TiMe22 wrote:Even worse: It's 35% of all sales from the moment they get involved + the USD5000 upfront. For FT it's a goldmine and without any risks...
A 35% cut isn't necessarily a "gold mine" at all---it depends upon a lot of factors.
As a hypothetical example using some realistic rates, let's say that you spend $100 to show a Facebook ad to 10,000 people, that 5% (500) of those ad-viewers visit your client's campaign page, and that 1% (5) of those page-visitors back your client's project by pledging an average of $60 each, for which which your client pays you a 35% cut. This means that you've lost $100 in order to gain $105, which is barely profitable, and it means that you'll earn $5 for every $300 that you bring your client, which is far short of a small fortune. And this example assumes that you've collected enough data to be able to rely upon the accuracy of those rates, which isn't necessarily true, especially with only 5 backers---and, even if those rates are trustworthy, then they will invariably slowly decline over time until you can't earn anything anymore or, worse yet, even start to suffer a loss.
So, if you want to actually enjoy a "gold mine" (without negotiating for a higher cut), then you'll need to raise those hypothetical rates tremendously, which means achieving (A) a much higher CTR for your ads and/or (B) a much higher conversion rate for your client's campaign page. Although those two goals are definitely within the realm of possibility, average Facebook ad CTRs are only about 2-3%, average Kickstarter conversion rates are perhaps only 1-2% (and those conversion rates fall with rising pledge sizes), which means that you'll need to stay far above-average if you want to maintain any hope of huge profits.
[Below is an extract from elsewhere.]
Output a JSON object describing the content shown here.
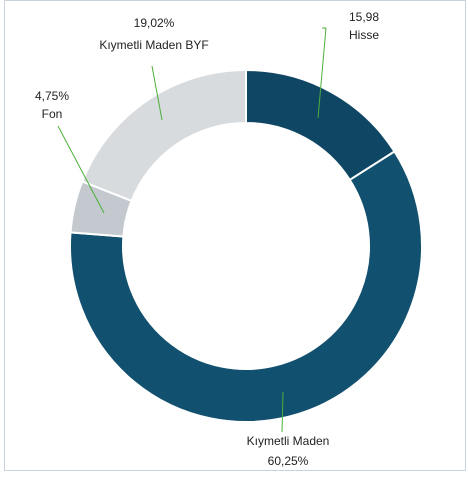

Although a few campaigns may be highly profitable, I can testify that most are relatively challenging for marketers, even with something like a 35% cut. And, since you can't stay in business by persistently spending more than you earn, it's only natural for crowdfunding marketing agencies to try to cut their losses, as well as minimize their risks. And each new project (which should ideally be coming regularly) poses a new risk. Some projects might prove unprofitable no matter what's tried---and, as for the rest, a crowdfunding marketer might need to test dozens of ad sets in order to find only a few that will actually work. And, in the latter case, there's no way to clearly determine an ad set's profitability (or lack thereof) for sure without normally spending hundreds of dollars on each set---not only on showing those ads, but also on paying skilled labor to both design and analyze those ads, while perhaps maintaining some profit margins of one's own. All of that intense testing can be rather expensive, and so it's not unusual for crowdfunding marketing agencies to either charge sizable upfront fees for it like those that you cited (and then reject a significant percentage of clients whose campaigns prove unprofitable), or else choose to be very restrictive about what clientele they accept from the very beginning, as some other agencies have chosen to do. Without such efforts to mitigate the risks of doing business, those risks could become overwhelming, especially in such a volatile market-sector in which so many projects prove to be relatively undesirable---and, whenever a product isn't sufficiently appealing on its own, then there's only so much that even the best marketing can do to help it.
In any case, that's some of my insight about this subject based upon my own personal experience, for whatever it may be worth.